• Question: What would you accomplish by doing this?

    Asked by 16hennegancave to Asian Hornet, Daubenton's bat, Giant Hogweed, Leathery Sea Squirt, Lion's Mane Jellyfish, Oak Apple Gallwasp, Turkey Oak on 13 Nov 2017.
    • Photo: Oak Apple Gallwasp

      Oak Apple Gallwasp answered on 13 Nov 2017:

      I would like to try to find which genes gallwasps use to cause trees to MAKE weird and wonderful galls. Seriously, some of the galls are as different form normal oak tree leaves as a strawberry would be, and whatever the gall wasps are doing is amazing.

      One of the most important tools in finding the genes involved is a genome for the gallwasps. If we can find which genes are important, we can also work out how to STOP gallwasps from causing galls. This would be very useful in reducing the damage caused by gall wasp pests. There are only a few of these, but one type can kill chestnut trees, because it causes so many galls that the tree’s sap cannot flow.

    • Photo: Lion's Mane Jellyfish

      Lion's Mane Jellyfish answered on 13 Nov 2017:

      Hopefully the genome can help us find a way to control their population levels, by studying their development and reproduction. Once an invasive or overpopulating species takes a foothold they are really difficult to stop!

      The genome could also help us understand how the Lion’s Mane produces and delivers its venom – which might help create anti-venoms or other useful medicines.

      Jellyfish also have a very different nervous system to us – so they have been used to help us understand the evolution of nervous systems. Knowing which genes control the development of their nervous system could be really useful!

    • Photo: Daubenton's Bat

      Daubenton's Bat answered on 13 Nov 2017:

      The aim is to ultimately understand just what it is that makes bats special in terms of their immune system and their response to infection. This could have implications for how we treat disease in humans and even the ageing process!

    • Photo: Turkey Oak

      Turkey Oak answered on 14 Nov 2017:

      Having ath Turkey Oak genome available would provide the foundation to study the biology and evolution of the species. Oaks are interesting because they are long lived (some upto a 100 years) and the genome sequence would allow one to identify genes essential for the adaptation of oaks to their environment, and genes involved in the symbiotic relationships between the mycelia of truffles and its root. In addition, oaks are used to make barrels that contain whiskey and wine. One could study the genes responsible for the biosynthesis of wood extractives such as tannins and whisky-lactone that gives their flavor and taste to alcohol and wine.

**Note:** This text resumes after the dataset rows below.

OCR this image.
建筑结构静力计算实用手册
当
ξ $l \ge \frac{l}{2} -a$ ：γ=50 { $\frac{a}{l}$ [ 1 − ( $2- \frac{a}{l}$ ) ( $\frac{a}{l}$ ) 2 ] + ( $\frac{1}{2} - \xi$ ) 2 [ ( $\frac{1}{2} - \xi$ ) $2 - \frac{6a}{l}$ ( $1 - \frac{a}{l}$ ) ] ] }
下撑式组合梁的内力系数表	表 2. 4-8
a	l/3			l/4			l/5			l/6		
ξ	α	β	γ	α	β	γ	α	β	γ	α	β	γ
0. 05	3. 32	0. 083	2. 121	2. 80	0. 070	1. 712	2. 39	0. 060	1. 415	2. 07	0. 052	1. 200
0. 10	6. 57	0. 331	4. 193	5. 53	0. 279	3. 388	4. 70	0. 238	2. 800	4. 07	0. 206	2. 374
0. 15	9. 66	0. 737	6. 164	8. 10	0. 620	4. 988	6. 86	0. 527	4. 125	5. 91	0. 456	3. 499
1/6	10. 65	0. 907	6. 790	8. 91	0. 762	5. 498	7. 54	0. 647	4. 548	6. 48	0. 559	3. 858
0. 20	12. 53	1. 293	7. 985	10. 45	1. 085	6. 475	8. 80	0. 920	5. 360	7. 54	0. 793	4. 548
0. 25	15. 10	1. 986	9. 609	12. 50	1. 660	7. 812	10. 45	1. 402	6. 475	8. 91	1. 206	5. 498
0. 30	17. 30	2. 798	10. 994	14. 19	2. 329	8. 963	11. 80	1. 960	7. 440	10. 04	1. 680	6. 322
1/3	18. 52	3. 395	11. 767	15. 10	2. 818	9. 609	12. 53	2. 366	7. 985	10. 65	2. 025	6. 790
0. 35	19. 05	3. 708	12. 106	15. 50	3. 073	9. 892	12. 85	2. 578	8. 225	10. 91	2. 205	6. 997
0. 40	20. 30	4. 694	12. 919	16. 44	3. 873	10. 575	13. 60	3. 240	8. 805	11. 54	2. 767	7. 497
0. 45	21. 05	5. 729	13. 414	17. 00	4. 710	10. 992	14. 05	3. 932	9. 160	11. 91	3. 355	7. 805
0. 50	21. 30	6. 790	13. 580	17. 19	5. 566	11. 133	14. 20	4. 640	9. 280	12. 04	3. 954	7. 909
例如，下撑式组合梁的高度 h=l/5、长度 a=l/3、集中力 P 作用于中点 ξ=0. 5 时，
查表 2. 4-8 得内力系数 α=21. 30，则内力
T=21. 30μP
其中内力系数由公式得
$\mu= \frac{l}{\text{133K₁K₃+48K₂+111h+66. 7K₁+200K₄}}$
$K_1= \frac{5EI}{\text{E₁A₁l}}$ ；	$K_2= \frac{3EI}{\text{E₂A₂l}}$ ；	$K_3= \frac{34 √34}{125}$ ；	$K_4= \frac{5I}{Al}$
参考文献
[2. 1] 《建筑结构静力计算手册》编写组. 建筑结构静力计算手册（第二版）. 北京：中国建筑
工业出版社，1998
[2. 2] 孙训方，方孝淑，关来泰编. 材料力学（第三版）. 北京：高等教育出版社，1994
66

    • Photo: Giant Hogweed

      Giant Hogweed answered on 14 Nov 2017:

      I would be very keen to know how the toxins are produced and what applications they can have in clean and sustainable agriculture. Also, a super curious fact of the giant hogweed is – how does it spread everywhere, why is it so invasive, does it have some secrets? Maybe after the sequencing is done, we can hope to find out the reason for it’s success and maybe we can finally do something to control it! I think this is a very important issue from the point of having healthy ecosystems where native plant species can thrive, and that they don’t die out in the presence of the giant hogweed.

    • Photo: Asian Hornet

      Asian Hornet answered on 14 Nov 2017:

      The genome would represent a first step in answering lots of difficult questions about what makes the Asian hornet such a successful invader and what we can do about it. The first accomplishment would be a publication to tell the scientific world and the general public how the Asian hornet genome is unique. Then the hard work would begin to start to study in detail individual genes regulating the development and behaviour of the Asian hornet. These accomplishments would happen over many years. See our other answer for more details!

      Also, why not become a scientist and join us!

    • Photo: Leathery Sea Squirt

      Leathery Sea Squirt answered on 18 Nov 2017:

      The sea squirt genome could tell us some interesting things…

      Sea squirts are a very successful invasive species who are growing in number in delicate shallow water ecosystems all around the world. However, there should be changes to the DNA of sea squirts in different areas which follow a predictable pattern as we reproduce. The thing is, changes in sea squirt DNA which have been found so far are not what scientists would expect for the way they think we multiply, so by sequencing our genome it might be possible to understand our movement around the world a bit better.

      As we pose a threat to other marine animals, sequencing the sea squirt genome could also be useful for finding ways to control the population and stopping us taking over from other animals. So far, finding a way to get rid of us without damaging other species has been really tough. Some people have tried lowering cages full of crabs over sea squirt colonies, but even that hasn’t been very successful!

      Sea squirts are also pretty interesting because although they start life as a vertebrate animal with an eye and a brain, once they become adults they loose those features, and become more like sponges or corals. That’s really interesting because very few animals get more simple as when they become adults (I certainly can’t think of many species where adults are brainless and children aren’t, can you???). If we can understand how this process works by sequencing the sea squirt genome, it might tell us some really interesting things about the reverse process – how other animals develop their brains.